In the original story, an occultist steals a copy of the Necronomicon to help open a door to the realm of the Old Ones. This very loose adaptation retains basic components and dials up the sauce, adding the sacrifice of a pretty blonde (Sandra Dee); this involves much orgasmic liplicking. It also turns Wilbur Whateley (“exceedingly ugly” on the page) into Dean Stockwell’s softly-spoken seducer, all corduroy, big brown eyes and immaculately trimmed moustache.
Haller has a good eye for compositions with depth – the camera’s forever lurking behind a display case or desktop clutter – and exotica great Les Baxter’s score is pleasingly grandiloquent.

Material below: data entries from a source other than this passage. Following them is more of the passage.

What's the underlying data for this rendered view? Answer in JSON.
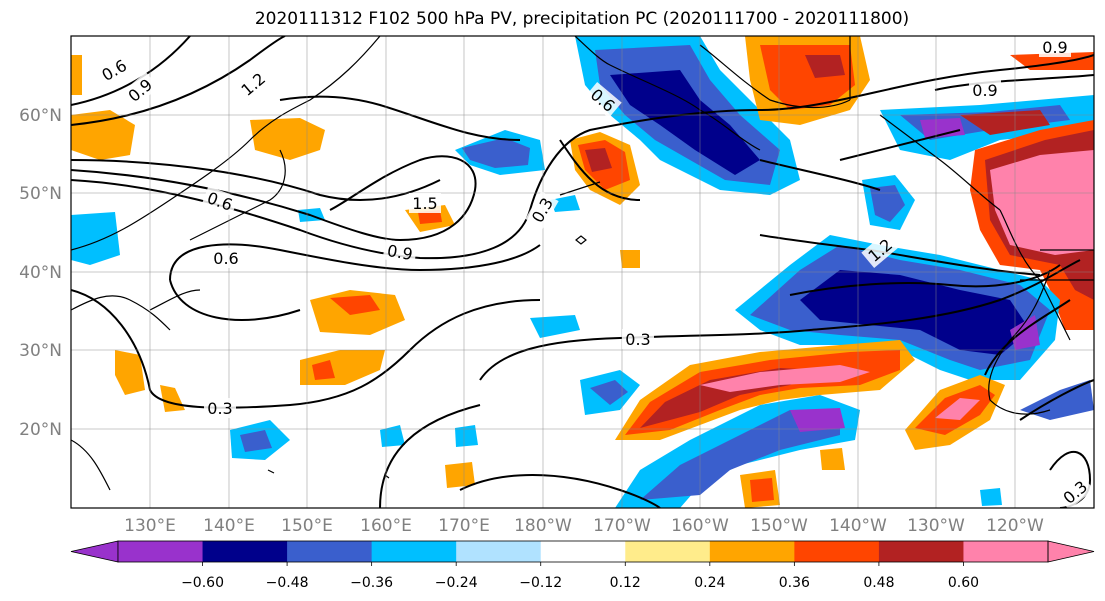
{
  "title": "2020111312 F102 500 hPa PV, precipitation PC (2020111700 - 2020111800)",
  "lat_labels": [
    "60°N",
    "50°N",
    "40°N",
    "30°N",
    "20°N"
  ],
  "lon_labels": [
    "130°E",
    "140°E",
    "150°E",
    "160°E",
    "170°E",
    "180°W",
    "170°W",
    "160°W",
    "150°W",
    "140°W",
    "130°W",
    "120°W"
  ],
  "contour_labels": [
    "0.6",
    "0.9",
    "1.2",
    "1.5",
    "0.6",
    "0.9",
    "0.3",
    "0.3",
    "0.3",
    "0.9",
    "1.2",
    "0.9",
    "0.3",
    "0.6",
    "0.6"
  ],
  "colorbar": {
    "ticks": [
      "−0.60",
      "−0.48",
      "−0.36",
      "−0.24",
      "−0.12",
      "0.12",
      "0.24",
      "0.36",
      "0.48",
      "0.60"
    ],
    "colors": [
      "#9932CC",
      "#00008B",
      "#3A5FCD",
      "#00BFFF",
      "#B0E2FF",
      "#FFFFFF",
      "#FFEC8B",
      "#FFA500",
      "#FF4500",
      "#B22222",
      "#FF82AB",
      "#FF82AB"
    ]
  }
}
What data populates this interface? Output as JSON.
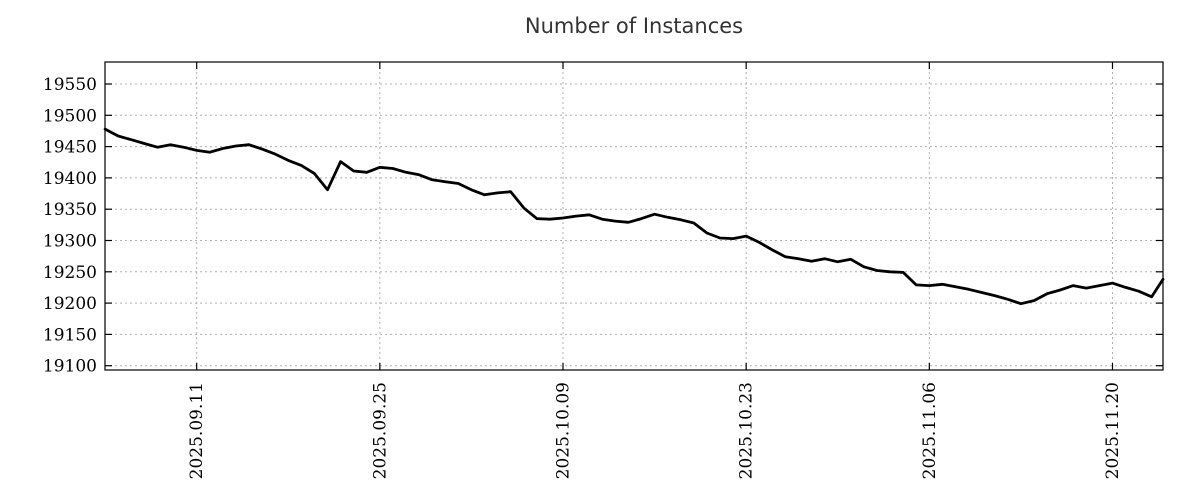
{
  "chart_data": {
    "type": "line",
    "title": "Number of Instances",
    "legend": "none",
    "grid": "dashed",
    "line_color": "#000000",
    "grid_color": "#b0b0b0",
    "border_color": "#000000",
    "title_color": "#333333",
    "background_color": "#ffffff",
    "ylim": [
      19093,
      19585
    ],
    "y_ticks": [
      19550,
      19500,
      19450,
      19400,
      19350,
      19300,
      19250,
      19200,
      19150,
      19100
    ],
    "x_tick_labels": [
      "2025.09.11",
      "2025.09.25",
      "2025.10.09",
      "2025.10.23",
      "2025.11.06",
      "2025.11.20"
    ],
    "dates": [
      "2025.09.04",
      "2025.09.05",
      "2025.09.06",
      "2025.09.07",
      "2025.09.08",
      "2025.09.09",
      "2025.09.10",
      "2025.09.11",
      "2025.09.12",
      "2025.09.13",
      "2025.09.14",
      "2025.09.15",
      "2025.09.16",
      "2025.09.17",
      "2025.09.18",
      "2025.09.19",
      "2025.09.20",
      "2025.09.21",
      "2025.09.22",
      "2025.09.23",
      "2025.09.24",
      "2025.09.25",
      "2025.09.26",
      "2025.09.27",
      "2025.09.28",
      "2025.09.29",
      "2025.09.30",
      "2025.10.01",
      "2025.10.02",
      "2025.10.03",
      "2025.10.04",
      "2025.10.05",
      "2025.10.06",
      "2025.10.07",
      "2025.10.08",
      "2025.10.09",
      "2025.10.10",
      "2025.10.11",
      "2025.10.12",
      "2025.10.13",
      "2025.10.14",
      "2025.10.15",
      "2025.10.16",
      "2025.10.17",
      "2025.10.18",
      "2025.10.19",
      "2025.10.20",
      "2025.10.21",
      "2025.10.22",
      "2025.10.23",
      "2025.10.24",
      "2025.10.25",
      "2025.10.26",
      "2025.10.27",
      "2025.10.28",
      "2025.10.29",
      "2025.10.30",
      "2025.10.31",
      "2025.11.01",
      "2025.11.02",
      "2025.11.03",
      "2025.11.04",
      "2025.11.05",
      "2025.11.06",
      "2025.11.07",
      "2025.11.08",
      "2025.11.09",
      "2025.11.10",
      "2025.11.11",
      "2025.11.12",
      "2025.11.13",
      "2025.11.14",
      "2025.11.15",
      "2025.11.16",
      "2025.11.17",
      "2025.11.18",
      "2025.11.19",
      "2025.11.20",
      "2025.11.21",
      "2025.11.22",
      "2025.11.23",
      "2025.11.24"
    ],
    "series": [
      {
        "name": "instances",
        "values": [
          19478,
          19467,
          19461,
          19455,
          19449,
          19453,
          19449,
          19444,
          19441,
          19447,
          19451,
          19453,
          19446,
          19438,
          19428,
          19420,
          19407,
          19381,
          19426,
          19411,
          19409,
          19417,
          19415,
          19409,
          19405,
          19397,
          19394,
          19391,
          19381,
          19373,
          19376,
          19378,
          19352,
          19335,
          19334,
          19336,
          19339,
          19341,
          19334,
          19331,
          19329,
          19335,
          19342,
          19337,
          19333,
          19328,
          19312,
          19304,
          19303,
          19307,
          19297,
          19285,
          19274,
          19271,
          19267,
          19271,
          19266,
          19270,
          19258,
          19252,
          19250,
          19249,
          19229,
          19228,
          19230,
          19226,
          19222,
          19217,
          19212,
          19206,
          19199,
          19204,
          19215,
          19221,
          19228,
          19224,
          19228,
          19232,
          19225,
          19219,
          19210,
          19238
        ]
      }
    ]
  }
}
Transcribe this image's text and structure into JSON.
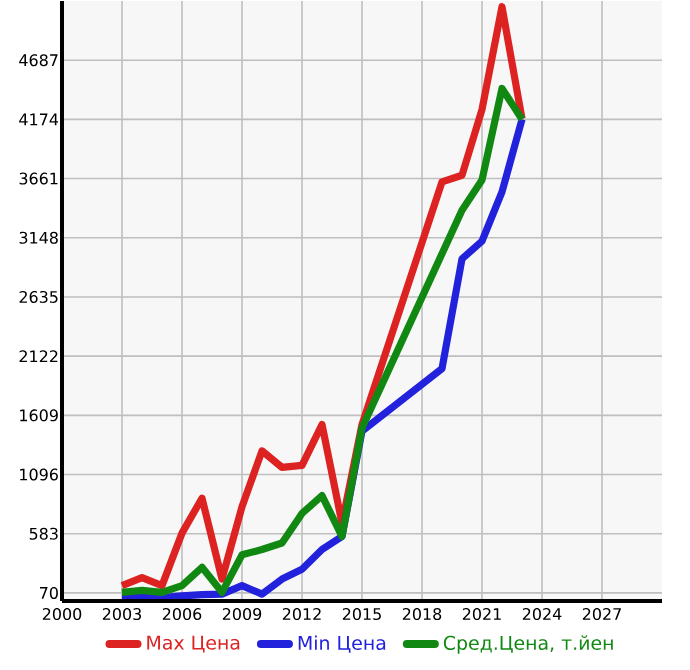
{
  "chart_data": {
    "type": "line",
    "xlim": [
      2000,
      2030
    ],
    "ylim": [
      0,
      5200
    ],
    "xticks": [
      2000,
      2003,
      2006,
      2009,
      2012,
      2015,
      2018,
      2021,
      2024,
      2027
    ],
    "yticks": [
      70,
      583,
      1096,
      1609,
      2122,
      2635,
      3148,
      3661,
      4174,
      4687
    ],
    "grid": true,
    "legend": "bottom",
    "marker": "none",
    "line_style": "solid",
    "series": [
      {
        "name": "Max Цена",
        "color": "#dd2222",
        "x": [
          2003,
          2004,
          2005,
          2006,
          2007,
          2008,
          2009,
          2010,
          2011,
          2012,
          2013,
          2014,
          2015,
          2019,
          2020,
          2021,
          2022,
          2023
        ],
        "values": [
          133,
          202,
          133,
          588,
          891,
          190,
          817,
          1301,
          1158,
          1176,
          1529,
          674,
          1529,
          3632,
          3690,
          4260,
          5150,
          4180
        ]
      },
      {
        "name": "Min Цена",
        "color": "#2222dd",
        "x": [
          2003,
          2004,
          2005,
          2006,
          2007,
          2008,
          2009,
          2010,
          2011,
          2012,
          2013,
          2014,
          2015,
          2019,
          2020,
          2021,
          2022,
          2023
        ],
        "values": [
          30,
          30,
          30,
          45,
          55,
          60,
          133,
          60,
          190,
          275,
          446,
          560,
          1472,
          2014,
          2965,
          3119,
          3546,
          4174
        ]
      },
      {
        "name": "Сред.Цена, т.йен",
        "color": "#118811",
        "x": [
          2003,
          2004,
          2005,
          2006,
          2007,
          2008,
          2009,
          2010,
          2011,
          2012,
          2013,
          2014,
          2015,
          2020,
          2021,
          2022,
          2023
        ],
        "values": [
          75,
          92,
          75,
          133,
          292,
          75,
          400,
          446,
          503,
          759,
          913,
          560,
          1500,
          3387,
          3649,
          4442,
          4174
        ]
      }
    ]
  }
}
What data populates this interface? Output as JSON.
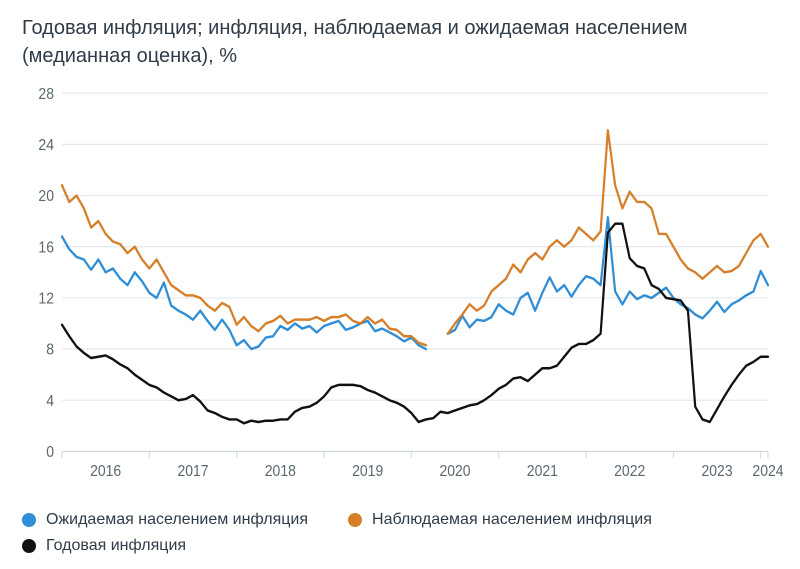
{
  "title": "Годовая инфляция; инфляция, наблюдаемая и ожидаемая населением (медианная оценка), %",
  "chart": {
    "type": "line",
    "background_color": "#ffffff",
    "plot_border_color": "#cfd6dc",
    "grid_color": "#e3e7eb",
    "axis_font_color": "#5a6770",
    "axis_font_size": 14,
    "ylim": [
      0,
      28
    ],
    "ytick_step": 4,
    "yticks": [
      0,
      4,
      8,
      12,
      16,
      20,
      24,
      28
    ],
    "x_start_year": 2016,
    "x_end_year": 2024,
    "x_year_labels": [
      "2016",
      "2017",
      "2018",
      "2019",
      "2020",
      "2021",
      "2022",
      "2023",
      "2024"
    ],
    "line_width": 2.2,
    "series": [
      {
        "key": "expected",
        "name": "Ожидаемая населением инфляция",
        "color": "#2f8ed6",
        "points_per_year": 12,
        "values": [
          16.8,
          15.8,
          15.2,
          15.0,
          14.2,
          15.0,
          14.0,
          14.3,
          13.5,
          13.0,
          14.0,
          13.3,
          12.4,
          12.0,
          13.2,
          11.4,
          11.0,
          10.7,
          10.3,
          11.0,
          10.2,
          9.5,
          10.3,
          9.5,
          8.3,
          8.7,
          8.0,
          8.2,
          8.9,
          9.0,
          9.8,
          9.5,
          10.0,
          9.6,
          9.8,
          9.3,
          9.8,
          10.0,
          10.2,
          9.5,
          9.7,
          10.0,
          10.2,
          9.4,
          9.6,
          9.3,
          9.0,
          8.6,
          8.9,
          8.3,
          8.0,
          null,
          null,
          9.2,
          9.5,
          10.6,
          9.7,
          10.3,
          10.2,
          10.5,
          11.5,
          11.0,
          10.7,
          12.0,
          12.4,
          11.0,
          12.4,
          13.6,
          12.5,
          13.0,
          12.1,
          13.0,
          13.7,
          13.5,
          13.0,
          18.3,
          12.5,
          11.5,
          12.5,
          11.9,
          12.2,
          12.0,
          12.4,
          12.8,
          12.0,
          11.5,
          11.2,
          10.7,
          10.4,
          11.0,
          11.7,
          10.9,
          11.5,
          11.8,
          12.2,
          12.5,
          14.1,
          13.0
        ]
      },
      {
        "key": "observed",
        "name": "Наблюдаемая населением инфляция",
        "color": "#d67f2b",
        "points_per_year": 12,
        "values": [
          20.8,
          19.5,
          20.0,
          19.0,
          17.5,
          18.0,
          17.0,
          16.4,
          16.2,
          15.5,
          16.0,
          15.0,
          14.3,
          15.0,
          14.0,
          13.0,
          12.6,
          12.2,
          12.2,
          12.0,
          11.4,
          11.0,
          11.6,
          11.3,
          9.9,
          10.5,
          9.8,
          9.4,
          10.0,
          10.2,
          10.6,
          10.0,
          10.3,
          10.3,
          10.3,
          10.5,
          10.2,
          10.5,
          10.5,
          10.7,
          10.2,
          10.0,
          10.5,
          10.0,
          10.3,
          9.6,
          9.5,
          9.0,
          9.0,
          8.5,
          8.3,
          null,
          null,
          9.2,
          10.0,
          10.7,
          11.5,
          11.0,
          11.4,
          12.5,
          13.0,
          13.5,
          14.6,
          14.0,
          15.0,
          15.5,
          15.0,
          16.0,
          16.5,
          16.0,
          16.5,
          17.5,
          17.0,
          16.5,
          17.2,
          25.1,
          20.8,
          19.0,
          20.3,
          19.5,
          19.5,
          19.0,
          17.0,
          17.0,
          16.0,
          15.0,
          14.3,
          14.0,
          13.5,
          14.0,
          14.5,
          14.0,
          14.1,
          14.5,
          15.5,
          16.5,
          17.0,
          16.0
        ]
      },
      {
        "key": "annual",
        "name": "Годовая инфляция",
        "color": "#111111",
        "points_per_year": 12,
        "values": [
          9.9,
          9.0,
          8.2,
          7.7,
          7.3,
          7.4,
          7.5,
          7.2,
          6.8,
          6.5,
          6.0,
          5.6,
          5.2,
          5.0,
          4.6,
          4.3,
          4.0,
          4.1,
          4.4,
          3.9,
          3.2,
          3.0,
          2.7,
          2.5,
          2.5,
          2.2,
          2.4,
          2.3,
          2.4,
          2.4,
          2.5,
          2.5,
          3.1,
          3.4,
          3.5,
          3.8,
          4.3,
          5.0,
          5.2,
          5.2,
          5.2,
          5.1,
          4.8,
          4.6,
          4.3,
          4.0,
          3.8,
          3.5,
          3.0,
          2.3,
          2.5,
          2.6,
          3.1,
          3.0,
          3.2,
          3.4,
          3.6,
          3.7,
          4.0,
          4.4,
          4.9,
          5.2,
          5.7,
          5.8,
          5.5,
          6.0,
          6.5,
          6.5,
          6.7,
          7.4,
          8.1,
          8.4,
          8.4,
          8.7,
          9.2,
          17.1,
          17.8,
          17.8,
          15.1,
          14.5,
          14.3,
          13.0,
          12.7,
          12.0,
          11.9,
          11.8,
          11.0,
          3.5,
          2.5,
          2.3,
          3.3,
          4.3,
          5.2,
          6.0,
          6.7,
          7.0,
          7.4,
          7.4
        ]
      }
    ]
  },
  "legend": {
    "expected": "Ожидаемая населением инфляция",
    "observed": "Наблюдаемая населением инфляция",
    "annual": "Годовая инфляция"
  }
}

Featuring psychedelic colours and dream sequences with orgiastic flower-children, it’s Lovecraft for the hippie generation, an approach that now seems charmingly retro. You may want to light a joss stick.
Extras Lovecraft-lovers Guy Adams and Alexandra Benedict provide amusing commentary; expect much joshing and many ripe enunciations of “my darling”. Novelist Ruthanna Emrys explains changes to the story (16 minutes).
Music historian David Huckvale plays cues on the piano (32 minutes), pointing out diminished fifths and echoes of Bach and Handel. A Zoom chat between film writer Stephen R Bissette and horror author Stephen Laws lasts over two hours. Y’know, sometimes less is more… Plus: trailer; gallery; booklet.
The Arkham College scenes were shot around the University of Southern California’s Mudd Hall of Philosophy.